Former aviator delivers another pulse-pounder

By Carol Deegan

Associated Press

"Fire Flight," the new aviation thriller from John J. Nance ("Pandora's Clock," "Turbulence"), sounds the alarm about the problems involved in the use of aging air tankers in fighting forest fires.

When a massive fire threatens to wipe out Yellowstone and Grand Teton national parks, veteran pilot Clark Maxwell agrees to come out of retirement "and roll the dice once more." However, Maxwell soon finds himself fighting more than the fire.

His friend Jeff Maze is killed when the Douglas DC-6 originally assigned to Maxwell loses a wing and crashes. Was the crash caused by mechanical malfunction, negligence or bad luck?


Another veteran pilot finds himself in a desperate situation when the left wing of his airplane fails. Coincidence or sabotage? And if it is sabotage, what would be the motive? And who would be responsible?

Maxwell suspects that Jerry Stein, his slightly sleazy boss, may know more than he's letting on. Is Stein risking his pilots' lives by scrimping on safety inspections of the old aircraft used to bomb the fires with fire-retardant slurry? Or is something more sinister going on?

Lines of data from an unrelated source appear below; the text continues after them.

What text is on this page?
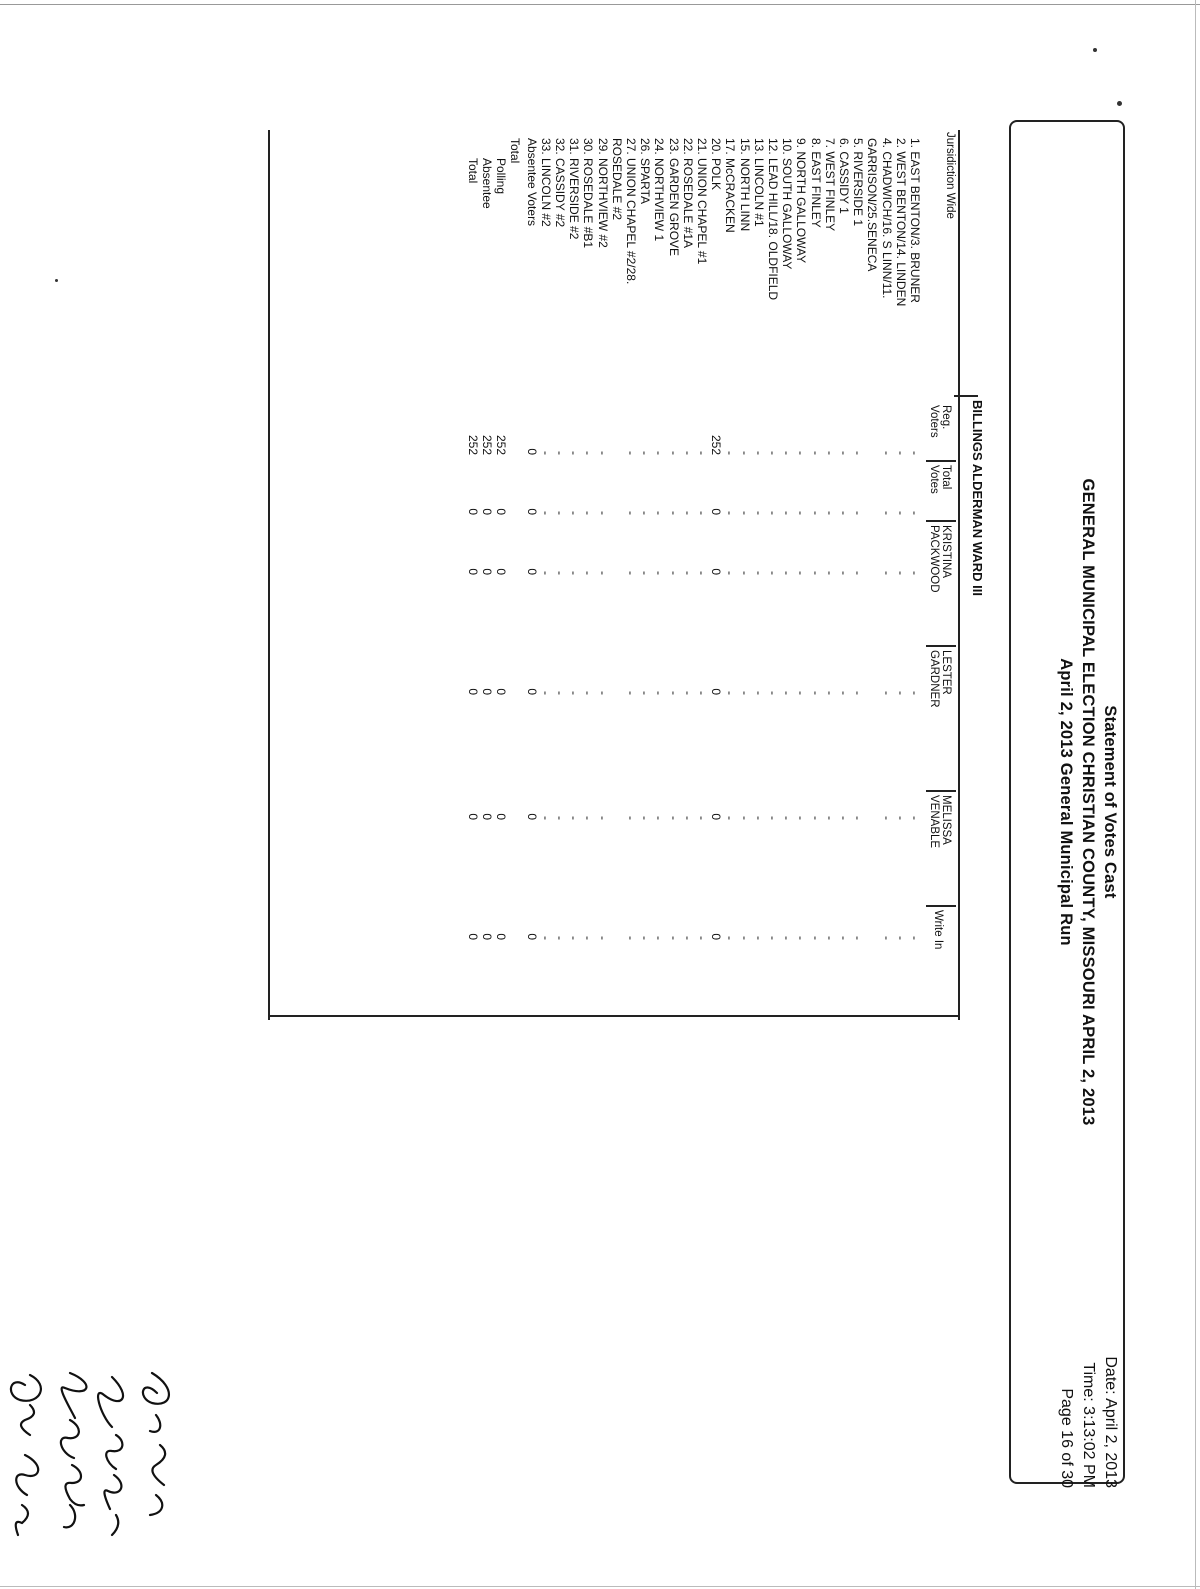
Statement of Votes Cast
GENERAL MUNICIPAL ELECTION CHRISTIAN COUNTY, MISSOURI APRIL 2, 2013
April 2, 2013 General Municipal Run
Date: April 2, 2013
Time: 3:13:02 PM
Page 16 of 30
BILLINGS ALDERMAN WARD III
Jursidiction Wide
Reg.
Voters
Total
Votes
KRISTINA
PACKWOOD
LESTER
GARDNER
MELISSA
VENABLE
Write In
1. EAST BENTON/3. BRUNER
-
-
-
-
-
-
2. WEST BENTON/14. LINDEN
-
-
-
-
-
-
4. CHADWICH/16. S LINN/11.
-
-
-
-
-
-
GARRISON/25.SENECA
5. RIVERSIDE 1
-
-
-
-
-
-
6. CASSIDY 1
-
-
-
-
-
-
7. WEST FINLEY
-
-
-
-
-
-
8. EAST FINLEY
-
-
-
-
-
-
9. NORTH GALLOWAY
-
-
-
-
-
-
10. SOUTH GALLOWAY
-
-
-
-
-
-
12. LEAD HILL/18. OLDFIELD
-
-
-
-
-
-
13. LINCOLN #1
-
-
-
-
-
-
15. NORTH LINN
-
-
-
-
-
-
17. McCRACKEN
-
-
-
-
-
-
20. POLK
252
0
0
0
0
0
21. UNION CHAPEL #1
-
-
-
-
-
-
22. ROSEDALE #1A
-
-
-
-
-
-
23. GARDEN GROVE
-
-
-
-
-
-
24. NORTHVIEW 1
-
-
-
-
-
-
26. SPARTA
-
-
-
-
-
-
27. UNION CHAPEL #2/28.
-
-
-
-
-
-
ROSEDALE #2
29. NORTHVIEW #2
-
-
-
-
-
-
30. ROSEDALE #B1
-
-
-
-
-
-
31. RIVERSIDE #2
-
-
-
-
-
-
32. CASSIDY #2
-
-
-
-
-
-
33. LINCOLN #2
-
-
-
-
-
-
Absentee Voters
0
0
0
0
0
0
Total
Polling
252
0
0
0
0
0
Absentee
252
0
0
0
0
0
Total
252
0
0
0
0
0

As the fires continue to burn, an unlikely hero emerges -- a civilian driving a $150,000 custom-built, field-capable Humvee, with satellite communications, a global positioning system and gas masks on board.

"Fire Flight" is fueled by testosterone and pulse-pounding excitement, and Nance, a pilot veteran of Vietnam and Operation Desert Storm, writes with authority.